Key Statistics: If the Mavericks finish below .500 this season, it will be a first for their new coach. He spent 14 seasons as the head coach of the United States Hockey League’s Omaha Lancers and never had a losing record, recording 529 wins and three national titles, making him the most successful coach in USHL history. He is just the third head coach to man the space behind the bench at Minnesota State.
What He Does: After stints as an assistant at St. Cloud State, Minnesota, and Nebraska Omaha, Hastings still getting used to life in Mankato, living in a hotel as he and his family close on a house. But a little uneasiness is a good thing in most situations, he feels. “Hopefully we continue to do things a little better every day,” Hastings said. “If you get comfortable, that’s when things start to go in the other direction.” After taking the job in mid-April, Hastings met with the returning players and decided to retain two of Troy Jutting’s assistant coaches (Darren Blue and Todd Knott), so while there’s not complete comfort just yet, there’s at least some familiarity.
The Bigger Picture: Some thought Hastings would never leave Nebraska and considered him the heir apparent to Dean Blais at UNO. But the member of the Omaha Sports Hall of Fame savors the return to his home state. As Blais’ assistant for the last three seasons, Hastings got to know a little bit about Minnesota State from the opposite bench—he likes the fact two freshmen were the leading scorers last season, but says they’re probably not deep enough weather sophomore slumps. Hastings also feels the goaltending duo of senior Phil Cook and incoming freshman Stephon Williams will lead to healthy competition for the top spot in the crease. Mostly, he envisions some serious motivation to move up in the WCHA standings. “This team has finished 11th the last couple years,” he said, “so I think they’re extremely motivated to make sure that doesn’t happen again.”
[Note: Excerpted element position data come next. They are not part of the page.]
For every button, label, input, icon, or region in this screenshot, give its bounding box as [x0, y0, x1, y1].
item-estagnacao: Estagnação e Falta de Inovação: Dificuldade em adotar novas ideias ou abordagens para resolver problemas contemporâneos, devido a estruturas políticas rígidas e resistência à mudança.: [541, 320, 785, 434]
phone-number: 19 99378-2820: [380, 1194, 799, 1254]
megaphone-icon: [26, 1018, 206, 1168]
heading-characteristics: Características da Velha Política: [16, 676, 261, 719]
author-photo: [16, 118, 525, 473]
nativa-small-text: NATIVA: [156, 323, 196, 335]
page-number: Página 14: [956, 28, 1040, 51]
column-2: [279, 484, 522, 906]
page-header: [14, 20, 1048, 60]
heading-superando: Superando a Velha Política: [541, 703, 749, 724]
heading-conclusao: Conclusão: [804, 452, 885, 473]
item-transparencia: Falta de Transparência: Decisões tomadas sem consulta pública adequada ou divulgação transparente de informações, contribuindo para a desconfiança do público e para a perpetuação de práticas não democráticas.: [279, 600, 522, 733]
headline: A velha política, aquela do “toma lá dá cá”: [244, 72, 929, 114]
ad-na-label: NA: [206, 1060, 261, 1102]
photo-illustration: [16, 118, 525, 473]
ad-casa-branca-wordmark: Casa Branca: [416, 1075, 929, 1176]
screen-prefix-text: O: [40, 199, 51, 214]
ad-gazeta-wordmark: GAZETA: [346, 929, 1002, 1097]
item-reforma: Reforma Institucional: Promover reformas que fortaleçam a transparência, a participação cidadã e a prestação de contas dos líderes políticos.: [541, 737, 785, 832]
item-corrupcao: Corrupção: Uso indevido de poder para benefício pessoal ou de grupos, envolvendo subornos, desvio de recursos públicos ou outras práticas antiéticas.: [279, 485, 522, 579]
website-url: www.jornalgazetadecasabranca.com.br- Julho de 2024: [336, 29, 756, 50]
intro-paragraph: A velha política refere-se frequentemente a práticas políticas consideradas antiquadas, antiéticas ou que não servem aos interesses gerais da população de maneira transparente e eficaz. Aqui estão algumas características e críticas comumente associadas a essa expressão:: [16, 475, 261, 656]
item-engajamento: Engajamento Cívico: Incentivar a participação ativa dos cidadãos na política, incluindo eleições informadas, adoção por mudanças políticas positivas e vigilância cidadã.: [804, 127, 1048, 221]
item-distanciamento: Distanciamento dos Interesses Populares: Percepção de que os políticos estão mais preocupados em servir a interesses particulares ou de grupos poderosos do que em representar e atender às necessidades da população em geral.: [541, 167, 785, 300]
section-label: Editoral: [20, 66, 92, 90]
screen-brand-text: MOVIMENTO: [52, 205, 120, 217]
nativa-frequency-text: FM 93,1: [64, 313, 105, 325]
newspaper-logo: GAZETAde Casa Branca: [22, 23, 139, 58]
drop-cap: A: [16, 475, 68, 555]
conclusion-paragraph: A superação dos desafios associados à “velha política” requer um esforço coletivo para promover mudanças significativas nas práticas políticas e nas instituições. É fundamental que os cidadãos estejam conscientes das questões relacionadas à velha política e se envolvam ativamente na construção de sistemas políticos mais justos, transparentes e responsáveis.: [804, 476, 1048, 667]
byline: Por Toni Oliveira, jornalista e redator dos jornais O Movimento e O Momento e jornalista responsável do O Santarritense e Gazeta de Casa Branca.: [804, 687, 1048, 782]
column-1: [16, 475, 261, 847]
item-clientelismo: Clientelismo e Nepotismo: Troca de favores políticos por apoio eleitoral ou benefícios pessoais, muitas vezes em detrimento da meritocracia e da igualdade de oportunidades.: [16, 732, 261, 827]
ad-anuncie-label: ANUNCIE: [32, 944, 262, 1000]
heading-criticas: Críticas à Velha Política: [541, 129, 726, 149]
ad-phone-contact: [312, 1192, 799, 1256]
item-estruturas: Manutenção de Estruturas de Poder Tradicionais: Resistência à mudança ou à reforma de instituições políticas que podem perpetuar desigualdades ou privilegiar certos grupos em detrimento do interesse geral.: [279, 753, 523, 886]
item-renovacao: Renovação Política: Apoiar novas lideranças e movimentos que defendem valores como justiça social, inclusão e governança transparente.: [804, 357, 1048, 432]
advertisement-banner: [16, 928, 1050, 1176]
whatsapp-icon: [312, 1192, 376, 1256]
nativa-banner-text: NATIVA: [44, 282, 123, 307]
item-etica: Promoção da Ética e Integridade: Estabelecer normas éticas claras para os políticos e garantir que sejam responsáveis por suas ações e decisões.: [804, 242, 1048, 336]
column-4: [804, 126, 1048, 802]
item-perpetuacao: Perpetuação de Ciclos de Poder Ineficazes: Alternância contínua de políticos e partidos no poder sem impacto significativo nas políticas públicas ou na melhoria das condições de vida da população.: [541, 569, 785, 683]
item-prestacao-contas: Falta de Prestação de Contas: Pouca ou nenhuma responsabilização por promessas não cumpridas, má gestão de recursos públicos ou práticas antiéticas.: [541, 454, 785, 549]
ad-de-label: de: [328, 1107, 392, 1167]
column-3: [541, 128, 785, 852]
Hastings on having a flexible style that favors puck possession: “Good coaches adjust to their abilities. But if you can hang a crooked number up there on the scoreboard on a consistent basis, it’s easier to stretch the ice. There are lot of ways the puck can get over the goal line and sometimes that’s pretty, sometimes it’s not. The puck is a hard thing to get a hold of, so hopefully when we do, we can hold onto it a little bit.”